If requests reach Nginx but fail upstream, validate Gunicorn and Flask separately before treating it as an HTTPS issue. For upstream failures, see Flask HTTPS Not Working After Certbot.

Checklist

FAQ

Q: Should both apex and www use HTTPS?
A: Yes, if both are reachable. Either serve both with valid certificates or redirect one canonical host to the other over HTTPS.

Q: Can I force HTTPS before the certificate is working?
A: No. Confirm certificate issuance and HTTPS access first, then enforce redirects and HSTS.

Q: Why does HTTPS work for one hostname but not another?
A: The certificate, DNS, or Nginx server_name may not include the missing hostname.

Q: Why does Certbot succeed but the browser still shows the old certificate?
A: Nginx may not have been reloaded, the wrong server block may be active, or a proxy/CDN is serving a different cert.

Q: What should the first HTTPS test be?
A: Use curl -Iv https://yourdomain.com and inspect certificate validity, hostname match, and response headers.

Q: Should I enable HSTS immediately?
A: Only after HTTPS is fully working for all intended hostnames and redirects are stable.

Q: Do I need separate certificates for apex and www?
A: No. A single certificate can cover both if both names are included during issuance.

Q: Why does nginx -t pass but HTTPS still fail?
A: Syntax may be correct while DNS, firewall, certificate path, or certificate hostname coverage is still wrong.

Q: How do I confirm certificate renewal is safe?
A: Run sudo certbot renew --dry-run and confirm no challenge or permission errors occur.

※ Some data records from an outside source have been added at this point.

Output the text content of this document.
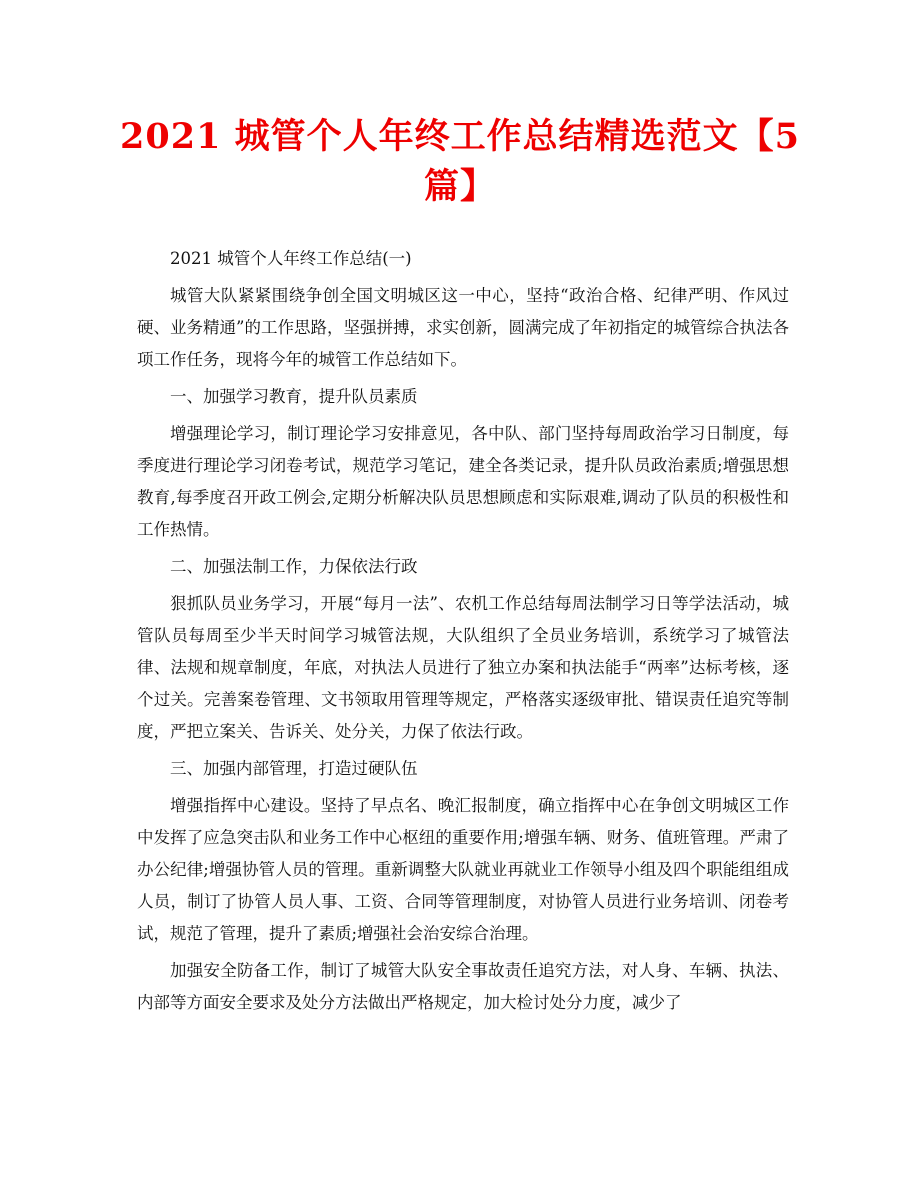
2021 城管个人年终工作总结精选范文【5篇】

2021 城管个人年终工作总结(一)

城管大队紧紧围绕争创全国文明城区这一中心，坚持“政治合格、纪律严明、作风过硬、业务精通”的工作思路，坚强拼搏，求实创新，圆满完成了年初指定的城管综合执法各项工作任务，现将今年的城管工作总结如下。

一、加强学习教育，提升队员素质

增强理论学习，制订理论学习安排意见，各中队、部门坚持每周政治学习日制度，每季度进行理论学习闭卷考试，规范学习笔记，建全各类记录，提升队员政治素质;增强思想教育,每季度召开政工例会,定期分析解决队员思想顾虑和实际艰难,调动了队员的积极性和工作热情。

二、加强法制工作，力保依法行政

狠抓队员业务学习，开展“每月一法”、农机工作总结每周法制学习日等学法活动，城管队员每周至少半天时间学习城管法规，大队组织了全员业务培训，系统学习了城管法律、法规和规章制度，年底，对执法人员进行了独立办案和执法能手“两率”达标考核，逐个过关。完善案卷管理、文书领取用管理等规定，严格落实逐级审批、错误责任追究等制度，严把立案关、告诉关、处分关，力保了依法行政。

三、加强内部管理，打造过硬队伍

增强指挥中心建设。坚持了早点名、晚汇报制度，确立指挥中心在争创文明城区工作中发挥了应急突击队和业务工作中心枢纽的重要作用;增强车辆、财务、值班管理。严肃了办公纪律;增强协管人员的管理。重新调整大队就业再就业工作领导小组及四个职能组组成人员，制订了协管人员人事、工资、合同等管理制度，对协管人员进行业务培训、闭卷考试，规范了管理，提升了素质;增强社会治安综合治理。

加强安全防备工作，制订了城管大队安全事故责任追究方法，对人身、车辆、执法、内部等方面安全要求及处分方法做出严格规定，加大检讨处分力度，减少了
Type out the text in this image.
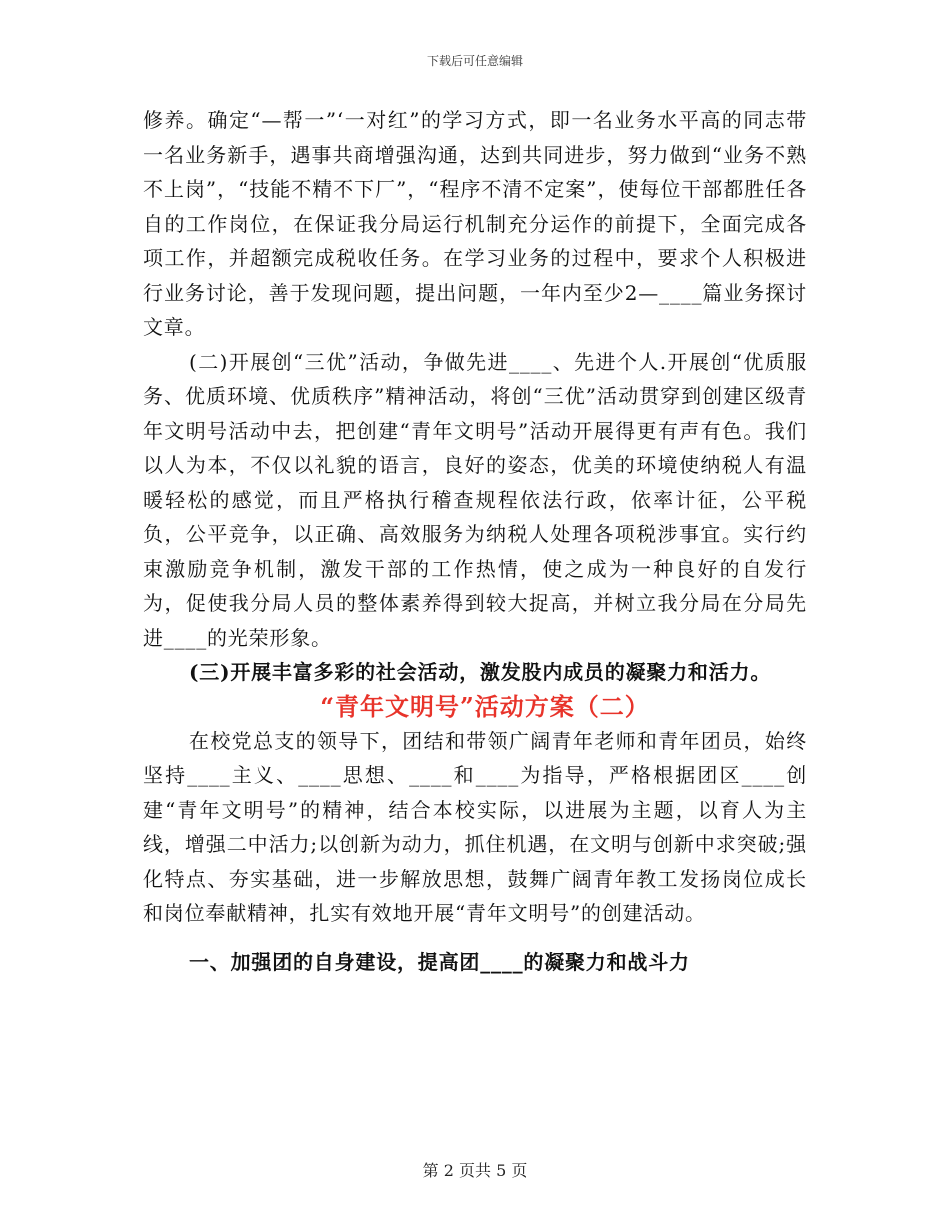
下载后可任意编辑

修养。确定“—帮一”‘一对红”的学习方式，即一名业务水平高的同志带一名业务新手，遇事共商增强沟通，达到共同进步，努力做到“业务不熟不上岗”，“技能不精不下厂”，“程序不清不定案”，使每位干部都胜任各自的工作岗位，在保证我分局运行机制充分运作的前提下，全面完成各项工作，并超额完成税收任务。在学习业务的过程中，要求个人积极进行业务讨论，善于发现问题，提出问题，一年内至少2—____篇业务探讨文章。

(二)开展创“三优”活动，争做先进____、先进个人.开展创“优质服务、优质环境、优质秩序”精神活动，将创“三优”活动贯穿到创建区级青年文明号活动中去，把创建“青年文明号”活动开展得更有声有色。我们以人为本，不仅以礼貌的语言，良好的姿态，优美的环境使纳税人有温暖轻松的感觉，而且严格执行稽查规程依法行政，依率计征，公平税负，公平竞争，以正确、高效服务为纳税人处理各项税涉事宜。实行约束激励竞争机制，激发干部的工作热情，使之成为一种良好的自发行为，促使我分局人员的整体素养得到较大捉高，并树立我分局在分局先进____的光荣形象。

(三)开展丰富多彩的社会活动，激发股内成员的凝聚力和活力。

“青年文明号”活动方案（二）

在校党总支的领导下，团结和带领广阔青年老师和青年团员，始终坚持____主义、____思想、____和____为指导，严格根据团区____创建“青年文明号”的精神，结合本校实际，以进展为主题，以育人为主线，增强二中活力;以创新为动力，抓住机遇，在文明与创新中求突破;强化特点、夯实基础，进一步解放思想，鼓舞广阔青年教工发扬岗位成长和岗位奉献精神，扎实有效地开展“青年文明号”的创建活动。

一、加强团的自身建设，提高团____的凝聚力和战斗力

第 2 页共 5 页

Q: What is the minimum validation before launch?
A: Correct DNS, open ports 80/443, valid certificate, working HTTPS response, and clean HTTP-to-HTTPS redirect behavior.

Final Takeaway

A production-ready Flask HTTPS setup is valid only when DNS, Nginx, certificate coverage, redirect behavior, and renewal all work together. Use this checklist to verify each layer before launch and after every domain or TLS change.